Lopwolopw - literally means to pound, and that's what you do to the clothes, with this lopwolopw-er!

This week’s laundry outing was not as laid back. Meagin showed up a little after 4- this time with no car. “In Pohnpei, when you’re sick you need to walk a lot.” So I tossed (let’s be real it was more of a heave)  a queen sized sheet full of mine and Scott’s laundry on my head and proceeds to walk the mile and a half to the river, creating a small spectacle on the way because as Meagin said, “they’ve never seen an American do this.” 
Meagin and I on our walk to the river!

After stopping at Meagin’s house to get a bucket and play with some three week old puppies we finally arrived at the river, only to discover that I had forgotten the detergent -_-. So we walked another ½ mile to use her auntie’s phone and I thanked the universe for my forgetfulness which led me there. It was a beautiful compound- a huge garden, 3 separate structures (one for sleeping, one for cooking, and an outdoor nahs). The main house was two stories made of a combination of trees and dry wall and looked like something out of a children’s book. There is a hammock strung in the front yard along with the longest laundry line I’ve ever seen. After I phoned Scott asking him to ever so graciously bring the detergent when he ran down to the river to swim with us, I was served cold water from their ice box (heavenly), given a tray of bananas and got to taste a “Pohnpeian peanut” which I never knew existed! It’s about the size of your palm and delicious!

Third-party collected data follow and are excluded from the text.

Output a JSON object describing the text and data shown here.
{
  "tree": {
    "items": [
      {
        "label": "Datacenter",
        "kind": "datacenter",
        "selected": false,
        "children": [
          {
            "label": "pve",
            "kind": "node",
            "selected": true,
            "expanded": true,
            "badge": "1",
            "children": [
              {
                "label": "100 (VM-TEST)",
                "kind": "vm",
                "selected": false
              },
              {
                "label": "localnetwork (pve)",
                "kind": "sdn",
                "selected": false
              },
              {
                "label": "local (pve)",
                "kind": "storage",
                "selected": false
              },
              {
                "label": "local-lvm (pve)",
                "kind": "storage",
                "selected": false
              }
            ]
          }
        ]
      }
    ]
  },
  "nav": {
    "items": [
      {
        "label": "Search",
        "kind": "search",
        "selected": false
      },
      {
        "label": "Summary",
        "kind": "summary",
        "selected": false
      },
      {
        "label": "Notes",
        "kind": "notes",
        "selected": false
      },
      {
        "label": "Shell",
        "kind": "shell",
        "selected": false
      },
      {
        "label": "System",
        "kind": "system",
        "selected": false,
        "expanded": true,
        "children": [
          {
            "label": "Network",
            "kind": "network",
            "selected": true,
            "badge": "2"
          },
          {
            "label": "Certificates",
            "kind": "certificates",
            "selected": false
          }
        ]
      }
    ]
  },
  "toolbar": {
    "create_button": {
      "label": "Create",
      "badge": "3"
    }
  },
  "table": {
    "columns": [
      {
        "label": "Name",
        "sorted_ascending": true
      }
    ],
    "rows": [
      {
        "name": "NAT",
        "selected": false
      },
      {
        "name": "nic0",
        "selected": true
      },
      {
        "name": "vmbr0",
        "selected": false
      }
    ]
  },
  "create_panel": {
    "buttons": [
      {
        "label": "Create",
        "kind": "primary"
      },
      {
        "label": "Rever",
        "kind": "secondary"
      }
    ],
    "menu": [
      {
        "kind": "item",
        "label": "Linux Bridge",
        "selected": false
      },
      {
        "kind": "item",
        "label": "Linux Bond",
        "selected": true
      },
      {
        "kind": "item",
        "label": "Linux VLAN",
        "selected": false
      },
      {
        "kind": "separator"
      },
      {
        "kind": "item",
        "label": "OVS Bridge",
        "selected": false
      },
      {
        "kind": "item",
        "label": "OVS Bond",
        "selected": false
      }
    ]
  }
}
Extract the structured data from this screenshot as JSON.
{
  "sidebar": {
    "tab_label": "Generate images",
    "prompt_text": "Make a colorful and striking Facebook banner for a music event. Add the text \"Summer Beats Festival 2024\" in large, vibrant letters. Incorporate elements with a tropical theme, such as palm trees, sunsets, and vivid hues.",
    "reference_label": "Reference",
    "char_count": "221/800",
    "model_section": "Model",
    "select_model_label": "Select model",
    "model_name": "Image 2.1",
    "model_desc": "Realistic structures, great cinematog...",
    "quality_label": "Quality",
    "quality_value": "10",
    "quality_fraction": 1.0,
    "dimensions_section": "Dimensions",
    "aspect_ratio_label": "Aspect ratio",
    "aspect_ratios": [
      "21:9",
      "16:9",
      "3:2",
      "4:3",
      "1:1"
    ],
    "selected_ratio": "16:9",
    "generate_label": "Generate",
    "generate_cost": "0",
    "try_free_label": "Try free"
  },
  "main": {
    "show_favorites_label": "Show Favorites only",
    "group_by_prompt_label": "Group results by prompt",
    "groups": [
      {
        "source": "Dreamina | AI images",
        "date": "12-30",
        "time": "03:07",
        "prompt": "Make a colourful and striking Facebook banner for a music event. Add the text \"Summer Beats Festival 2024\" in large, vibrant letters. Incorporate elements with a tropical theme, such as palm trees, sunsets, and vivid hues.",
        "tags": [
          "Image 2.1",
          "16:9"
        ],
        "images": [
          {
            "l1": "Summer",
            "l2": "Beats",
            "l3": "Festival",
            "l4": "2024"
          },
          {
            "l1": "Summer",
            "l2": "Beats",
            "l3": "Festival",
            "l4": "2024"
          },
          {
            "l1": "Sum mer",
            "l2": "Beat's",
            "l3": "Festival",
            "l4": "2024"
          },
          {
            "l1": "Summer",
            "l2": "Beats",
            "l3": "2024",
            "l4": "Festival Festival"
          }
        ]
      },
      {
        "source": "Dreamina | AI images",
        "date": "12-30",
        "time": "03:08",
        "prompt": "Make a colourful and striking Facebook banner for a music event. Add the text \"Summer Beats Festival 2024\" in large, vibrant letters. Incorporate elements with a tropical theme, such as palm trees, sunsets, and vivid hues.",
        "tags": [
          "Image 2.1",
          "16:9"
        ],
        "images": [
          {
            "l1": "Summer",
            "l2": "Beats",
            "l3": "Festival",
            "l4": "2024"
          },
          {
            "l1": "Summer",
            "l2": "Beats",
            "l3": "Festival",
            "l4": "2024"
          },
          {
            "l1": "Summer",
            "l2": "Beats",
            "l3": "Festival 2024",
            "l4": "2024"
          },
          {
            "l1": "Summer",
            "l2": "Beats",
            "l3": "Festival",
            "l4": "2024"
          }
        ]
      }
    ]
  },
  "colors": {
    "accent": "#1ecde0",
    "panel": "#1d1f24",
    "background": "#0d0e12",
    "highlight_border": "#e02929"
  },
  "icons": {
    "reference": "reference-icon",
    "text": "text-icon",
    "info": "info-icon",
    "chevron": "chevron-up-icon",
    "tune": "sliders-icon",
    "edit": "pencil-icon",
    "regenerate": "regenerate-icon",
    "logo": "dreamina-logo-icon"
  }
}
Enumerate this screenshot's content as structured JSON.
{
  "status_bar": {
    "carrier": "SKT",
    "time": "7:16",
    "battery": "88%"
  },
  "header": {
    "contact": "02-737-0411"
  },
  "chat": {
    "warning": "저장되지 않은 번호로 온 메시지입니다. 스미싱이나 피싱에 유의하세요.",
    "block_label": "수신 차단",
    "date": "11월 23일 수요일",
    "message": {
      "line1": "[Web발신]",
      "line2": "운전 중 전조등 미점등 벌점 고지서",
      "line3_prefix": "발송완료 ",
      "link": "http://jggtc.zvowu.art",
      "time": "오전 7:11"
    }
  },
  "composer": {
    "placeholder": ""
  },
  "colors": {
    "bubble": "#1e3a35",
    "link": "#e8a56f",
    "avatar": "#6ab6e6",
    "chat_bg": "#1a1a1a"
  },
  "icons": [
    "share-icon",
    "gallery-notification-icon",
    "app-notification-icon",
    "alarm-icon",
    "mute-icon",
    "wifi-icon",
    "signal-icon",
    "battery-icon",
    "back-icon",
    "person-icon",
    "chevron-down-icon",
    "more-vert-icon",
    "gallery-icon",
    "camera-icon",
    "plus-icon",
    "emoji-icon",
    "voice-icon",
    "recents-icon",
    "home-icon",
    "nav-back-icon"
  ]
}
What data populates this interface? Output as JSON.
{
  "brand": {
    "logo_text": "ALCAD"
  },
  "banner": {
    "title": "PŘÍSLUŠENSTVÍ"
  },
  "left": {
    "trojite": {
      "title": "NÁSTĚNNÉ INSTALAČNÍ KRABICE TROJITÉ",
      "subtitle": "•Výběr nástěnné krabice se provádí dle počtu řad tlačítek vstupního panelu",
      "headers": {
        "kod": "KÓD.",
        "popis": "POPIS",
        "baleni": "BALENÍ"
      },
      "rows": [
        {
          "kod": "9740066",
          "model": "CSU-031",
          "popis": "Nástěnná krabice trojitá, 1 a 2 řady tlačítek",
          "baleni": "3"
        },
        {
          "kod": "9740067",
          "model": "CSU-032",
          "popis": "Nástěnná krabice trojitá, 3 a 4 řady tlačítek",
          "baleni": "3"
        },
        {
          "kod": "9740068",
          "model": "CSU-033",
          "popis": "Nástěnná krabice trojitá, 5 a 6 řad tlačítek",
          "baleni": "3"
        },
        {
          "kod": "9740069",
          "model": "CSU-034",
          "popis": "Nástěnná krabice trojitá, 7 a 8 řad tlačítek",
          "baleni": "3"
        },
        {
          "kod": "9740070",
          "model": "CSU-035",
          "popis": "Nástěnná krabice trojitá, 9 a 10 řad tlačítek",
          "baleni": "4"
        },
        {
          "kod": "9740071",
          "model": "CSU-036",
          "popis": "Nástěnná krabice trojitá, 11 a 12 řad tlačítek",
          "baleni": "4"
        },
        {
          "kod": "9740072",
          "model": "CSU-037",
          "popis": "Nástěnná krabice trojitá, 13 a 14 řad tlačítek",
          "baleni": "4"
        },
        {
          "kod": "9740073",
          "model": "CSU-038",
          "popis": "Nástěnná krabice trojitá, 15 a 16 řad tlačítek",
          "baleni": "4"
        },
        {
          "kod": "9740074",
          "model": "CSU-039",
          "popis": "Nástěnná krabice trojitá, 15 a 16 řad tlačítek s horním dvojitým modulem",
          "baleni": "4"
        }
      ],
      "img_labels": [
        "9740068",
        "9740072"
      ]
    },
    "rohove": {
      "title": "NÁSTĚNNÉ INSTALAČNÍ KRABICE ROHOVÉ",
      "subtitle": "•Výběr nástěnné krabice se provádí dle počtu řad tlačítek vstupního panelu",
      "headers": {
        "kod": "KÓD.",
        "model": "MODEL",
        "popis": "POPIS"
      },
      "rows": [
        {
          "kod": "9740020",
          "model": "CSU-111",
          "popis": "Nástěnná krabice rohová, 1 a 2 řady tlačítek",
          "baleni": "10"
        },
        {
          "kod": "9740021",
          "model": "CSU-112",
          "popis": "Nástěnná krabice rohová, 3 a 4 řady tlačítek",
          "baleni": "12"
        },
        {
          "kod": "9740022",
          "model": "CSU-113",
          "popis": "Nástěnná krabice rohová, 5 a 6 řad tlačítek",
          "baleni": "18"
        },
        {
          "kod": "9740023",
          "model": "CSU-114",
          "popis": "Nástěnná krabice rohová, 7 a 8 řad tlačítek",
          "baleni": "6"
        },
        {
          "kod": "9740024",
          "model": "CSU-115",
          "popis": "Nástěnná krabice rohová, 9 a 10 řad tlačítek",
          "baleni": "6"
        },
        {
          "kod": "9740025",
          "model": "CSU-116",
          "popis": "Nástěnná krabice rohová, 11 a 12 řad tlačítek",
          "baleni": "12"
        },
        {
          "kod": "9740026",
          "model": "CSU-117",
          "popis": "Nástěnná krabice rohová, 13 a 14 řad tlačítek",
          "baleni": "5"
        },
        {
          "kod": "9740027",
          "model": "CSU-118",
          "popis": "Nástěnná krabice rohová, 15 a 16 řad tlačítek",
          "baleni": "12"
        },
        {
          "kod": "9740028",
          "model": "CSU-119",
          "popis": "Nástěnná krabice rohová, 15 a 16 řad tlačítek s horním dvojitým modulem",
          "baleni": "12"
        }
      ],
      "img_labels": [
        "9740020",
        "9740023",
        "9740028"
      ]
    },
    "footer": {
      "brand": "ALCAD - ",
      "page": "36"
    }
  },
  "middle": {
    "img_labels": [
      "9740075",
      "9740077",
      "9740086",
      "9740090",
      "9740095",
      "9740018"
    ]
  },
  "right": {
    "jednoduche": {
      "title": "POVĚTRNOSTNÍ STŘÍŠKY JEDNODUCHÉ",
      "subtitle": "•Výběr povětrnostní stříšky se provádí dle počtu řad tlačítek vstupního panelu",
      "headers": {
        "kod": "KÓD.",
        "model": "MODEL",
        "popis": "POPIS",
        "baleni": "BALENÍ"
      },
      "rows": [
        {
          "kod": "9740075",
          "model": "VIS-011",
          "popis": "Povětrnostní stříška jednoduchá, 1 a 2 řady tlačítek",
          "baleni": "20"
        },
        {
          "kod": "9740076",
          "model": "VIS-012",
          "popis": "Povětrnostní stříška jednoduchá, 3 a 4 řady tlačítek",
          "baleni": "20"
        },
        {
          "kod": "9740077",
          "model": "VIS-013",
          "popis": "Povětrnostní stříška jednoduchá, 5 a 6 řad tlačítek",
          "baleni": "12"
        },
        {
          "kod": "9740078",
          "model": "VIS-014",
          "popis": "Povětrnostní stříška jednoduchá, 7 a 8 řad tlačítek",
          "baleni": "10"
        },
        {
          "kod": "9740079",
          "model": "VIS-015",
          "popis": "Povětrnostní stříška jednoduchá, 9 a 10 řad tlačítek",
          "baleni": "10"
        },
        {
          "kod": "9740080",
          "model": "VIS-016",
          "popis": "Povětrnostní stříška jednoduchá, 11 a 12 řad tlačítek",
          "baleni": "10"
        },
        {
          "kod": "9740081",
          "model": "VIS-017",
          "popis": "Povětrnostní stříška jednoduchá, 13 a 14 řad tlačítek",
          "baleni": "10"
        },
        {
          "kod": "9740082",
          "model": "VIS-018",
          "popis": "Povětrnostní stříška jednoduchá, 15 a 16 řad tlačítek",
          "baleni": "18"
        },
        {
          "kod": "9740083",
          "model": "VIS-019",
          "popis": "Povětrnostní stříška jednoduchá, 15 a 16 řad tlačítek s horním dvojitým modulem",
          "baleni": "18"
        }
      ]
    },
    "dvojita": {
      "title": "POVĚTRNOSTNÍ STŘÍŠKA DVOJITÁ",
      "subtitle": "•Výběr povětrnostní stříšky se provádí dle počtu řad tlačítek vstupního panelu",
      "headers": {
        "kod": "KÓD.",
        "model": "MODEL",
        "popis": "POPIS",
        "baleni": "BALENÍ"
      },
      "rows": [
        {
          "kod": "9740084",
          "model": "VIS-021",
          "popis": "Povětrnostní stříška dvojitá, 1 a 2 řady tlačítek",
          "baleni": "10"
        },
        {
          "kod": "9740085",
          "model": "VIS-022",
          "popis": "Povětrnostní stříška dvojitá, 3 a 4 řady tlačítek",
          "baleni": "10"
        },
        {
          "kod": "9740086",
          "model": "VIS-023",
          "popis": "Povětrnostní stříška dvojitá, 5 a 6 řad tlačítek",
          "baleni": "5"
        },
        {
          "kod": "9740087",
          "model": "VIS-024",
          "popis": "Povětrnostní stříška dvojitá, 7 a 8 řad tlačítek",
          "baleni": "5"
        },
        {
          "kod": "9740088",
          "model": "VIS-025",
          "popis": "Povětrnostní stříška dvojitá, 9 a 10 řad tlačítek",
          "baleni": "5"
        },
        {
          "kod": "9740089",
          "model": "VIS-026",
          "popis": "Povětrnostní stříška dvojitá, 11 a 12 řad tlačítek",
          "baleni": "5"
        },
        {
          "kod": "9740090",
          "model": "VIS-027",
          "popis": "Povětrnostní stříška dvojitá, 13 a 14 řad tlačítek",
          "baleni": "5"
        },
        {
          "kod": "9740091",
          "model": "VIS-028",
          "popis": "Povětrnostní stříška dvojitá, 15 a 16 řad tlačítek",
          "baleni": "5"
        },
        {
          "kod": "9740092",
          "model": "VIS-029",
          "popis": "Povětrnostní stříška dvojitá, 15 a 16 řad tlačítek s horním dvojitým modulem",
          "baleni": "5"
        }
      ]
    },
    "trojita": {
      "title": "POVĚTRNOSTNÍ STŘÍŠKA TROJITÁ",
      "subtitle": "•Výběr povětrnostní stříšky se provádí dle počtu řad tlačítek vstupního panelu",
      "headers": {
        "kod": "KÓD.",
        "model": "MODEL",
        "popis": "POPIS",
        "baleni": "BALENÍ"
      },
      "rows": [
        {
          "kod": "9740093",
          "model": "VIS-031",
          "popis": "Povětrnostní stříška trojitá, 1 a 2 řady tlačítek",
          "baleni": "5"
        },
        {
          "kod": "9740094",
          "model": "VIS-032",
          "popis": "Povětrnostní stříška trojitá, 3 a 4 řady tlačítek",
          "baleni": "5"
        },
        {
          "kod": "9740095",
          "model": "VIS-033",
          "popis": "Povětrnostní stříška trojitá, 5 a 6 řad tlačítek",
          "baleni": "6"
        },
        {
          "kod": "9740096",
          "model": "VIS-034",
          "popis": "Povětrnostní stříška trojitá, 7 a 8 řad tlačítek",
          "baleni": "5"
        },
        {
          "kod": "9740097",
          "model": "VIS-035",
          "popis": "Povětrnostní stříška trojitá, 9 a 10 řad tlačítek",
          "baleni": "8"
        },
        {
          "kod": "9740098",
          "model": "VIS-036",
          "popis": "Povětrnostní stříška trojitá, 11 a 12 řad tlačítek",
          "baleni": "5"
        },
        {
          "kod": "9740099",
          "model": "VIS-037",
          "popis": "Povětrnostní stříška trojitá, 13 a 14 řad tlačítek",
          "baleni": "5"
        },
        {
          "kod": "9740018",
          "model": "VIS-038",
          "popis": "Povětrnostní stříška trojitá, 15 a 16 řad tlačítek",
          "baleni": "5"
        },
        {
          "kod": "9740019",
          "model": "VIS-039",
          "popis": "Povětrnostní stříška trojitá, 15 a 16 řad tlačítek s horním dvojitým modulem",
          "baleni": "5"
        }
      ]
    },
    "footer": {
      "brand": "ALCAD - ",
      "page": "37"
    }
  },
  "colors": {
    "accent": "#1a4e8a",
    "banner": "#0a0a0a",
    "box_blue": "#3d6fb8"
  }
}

This little guy kept getting his baby teeth stuck in my skirt. 
 We walked back to the river to wait for Scott to come and save the day and Meagin told me stories about the Nanmwarki of Enpein and what it was like before the bridge that crossed the river we were currently sitting in was built in 2002. We were scrubbing ourselves with rocks when we saw Scott run across the bridge at around 6 o’clock- we were there lopwolopw -ing until I couldn’t see the clothes I was washing anymore. Scott tried to help but since washing is “women’s work” there really wasn't anything for him to do except feed bananas to the river fish while he waited. It’s a good thing he stayed because I vastly underestimated how much heavier clothes are when they’re wet. Scott with his brute strength carried them practically the entire way home under, leaving me free to carrying the bananas and a bucket and gaze up at the sky full of bats and stars.